Talk to just about anyone over 50 about retirement savings and chances are they will quickly change the subject. Hardly anyone wants to think about it because most assume they won’t have enough money to live comfortably once they stop earning a paycheck.
A new survey of consumers by AARP drives home the point. Well over half -- 59 percent -- agreed that it is "somewhat likely" to "not at all likely" that the combination of their savings, investments, and Social Security benefits will get them through retirement.
Women were more uncertain than men, with two-thirds worried about stretching their assets through their golden years. In some cases, the uncertainty is understandable.
A Merrill Lynch report issued in January found most Americans under-save for retirement by about 20 percent. The report said retirement is getting more expensive -- now about $700,000 on average -- and it’s getting harder to accumulate that kind of money.
“The ‘three-legged stool’ traditionally used for funding retirement—Social Security, employer pension, personal savings—is getting very wobbly for many people,” the company said in its report. “[Consumers] will need to rely more on personal sources of income, and so the responsibility for managing retirement funding resides more than ever with the individual.”
Not much in savings
The AARP survey also reflects the recent findings from the U.S. General Accounting Office (GAO) that found most households getting close to retirement simply don’t have much in savings. A poll question that asked about respondents’ biggest financial mistakes got one common answer -- not saving enough money over the years.

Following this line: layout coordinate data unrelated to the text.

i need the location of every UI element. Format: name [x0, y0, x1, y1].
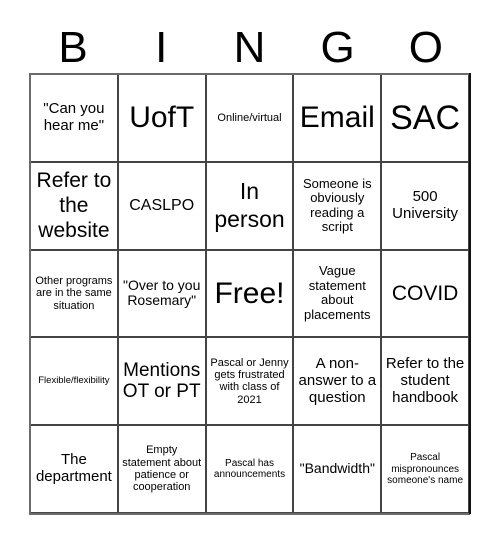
bingo-cell[interactable]: "Can you hear me"	[31, 75, 119, 163]
cell-text: "Can you hear me"	[43, 100, 105, 134]
bingo-cell[interactable]: Pascal has announcements	[206, 426, 295, 514]
bingo-cell[interactable]: Someone is obviously reading a script	[294, 162, 383, 251]
header-letter-i: I	[155, 23, 168, 72]
bingo-header: B I N G O	[29, 22, 470, 74]
bingo-cell[interactable]: Email	[294, 75, 383, 163]
cell-text: Other programs are in the same situation	[35, 275, 113, 312]
cell-text: Flexible/flexibility	[38, 374, 110, 386]
bingo-cell[interactable]: 500 University	[382, 162, 470, 251]
cell-text: Online/virtual	[217, 111, 282, 124]
cell-text: Pascal mispronounces someone's name	[387, 452, 464, 486]
bingo-cell[interactable]: In person	[206, 162, 295, 251]
cell-text: COVID	[391, 281, 459, 305]
cell-text: Refer to the website	[36, 168, 112, 243]
bingo-cell[interactable]: Online/virtual	[206, 75, 295, 163]
cell-text: 500 University	[392, 187, 459, 222]
bingo-cell[interactable]: Pascal or Jenny gets frustrated with cla…	[206, 338, 295, 427]
cell-text: Pascal or Jenny gets frustrated with cla…	[210, 356, 289, 406]
header-letter-g: G	[320, 23, 355, 72]
bingo-cell[interactable]: Refer to the website	[31, 162, 119, 251]
bingo-cell[interactable]: Other programs are in the same situation	[31, 250, 119, 339]
cell-text: Email	[299, 101, 375, 135]
header-letter-n: N	[233, 23, 266, 72]
cell-text: Empty statement about patience or cooper…	[122, 444, 202, 494]
free-space-text: Free!	[214, 276, 285, 310]
cell-text: CASLPO	[129, 196, 195, 214]
bingo-cell[interactable]: COVID	[382, 250, 470, 339]
bingo-cell[interactable]: A non-answer to a question	[294, 338, 383, 427]
cell-text: "Bandwidth"	[299, 460, 375, 477]
cell-text: Vague statement about placements	[304, 263, 371, 323]
bingo-board: "Can you hear me" UofT Online/virtual Em…	[29, 73, 471, 515]
bingo-cell[interactable]: Pascal mispronounces someone's name	[382, 426, 470, 514]
bingo-cell[interactable]: "Bandwidth"	[294, 426, 383, 514]
bingo-cell[interactable]: Refer to the student handbook	[382, 338, 470, 427]
cell-text: Refer to the student handbook	[385, 355, 465, 406]
cell-text: Someone is obviously reading a script	[302, 175, 372, 235]
free-space-cell[interactable]: Free!	[206, 250, 295, 339]
bingo-cell[interactable]: SAC	[382, 75, 470, 163]
cell-text: "Over to you Rosemary"	[123, 276, 201, 309]
bingo-cell[interactable]: Empty statement about patience or cooper…	[118, 426, 207, 514]
bingo-cell[interactable]: Mentions OT or PT	[118, 338, 207, 427]
bingo-cell[interactable]: CASLPO	[118, 162, 207, 251]
header-letter-o: O	[408, 23, 443, 72]
cell-text: Mentions OT or PT	[122, 360, 201, 403]
bingo-cell[interactable]: Vague statement about placements	[294, 250, 383, 339]
cell-text: In person	[214, 178, 285, 232]
header-letter-b: B	[58, 23, 88, 72]
cell-text: Pascal has announcements	[213, 457, 286, 481]
cell-text: UofT	[129, 101, 195, 135]
bingo-cell[interactable]: "Over to you Rosemary"	[118, 250, 207, 339]
bingo-cell[interactable]: The department	[31, 426, 119, 514]
cell-text: The department	[35, 451, 112, 486]
bingo-cell[interactable]: Flexible/flexibility	[31, 338, 119, 427]
cell-text: SAC	[390, 98, 461, 137]
bingo-cell[interactable]: UofT	[118, 75, 207, 163]
cell-text: A non-answer to a question	[298, 355, 377, 406]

"The situation is serious, but not one that can't be improved," said AARP Financial Ambassador Jean Chatzky. "No matter your circumstance, there are resources available to help almost anyone take simple steps to improve your finances, start a savings plan, and get into the habit of putting away money on a regular basis."
One of the most common reasons consumers give for not saving for retirement is no money left over at the end of the month. The 2018 TD Bank Love and Money Survey found that one-third of consumers were living paycheck-to-paycheck. That condition meant they were unable to buy a home, much less save for retirement.
One solution is to keep working well past age 65, which was the normal retirement age when life expectancy was about 66. If you have a job or career you have grown to dislike, that can be disheartening advice. But no one says you have to keep doing the same thing.
There are a growing number of resources, including this free employment website, available to help seniors transition into new jobs and careers.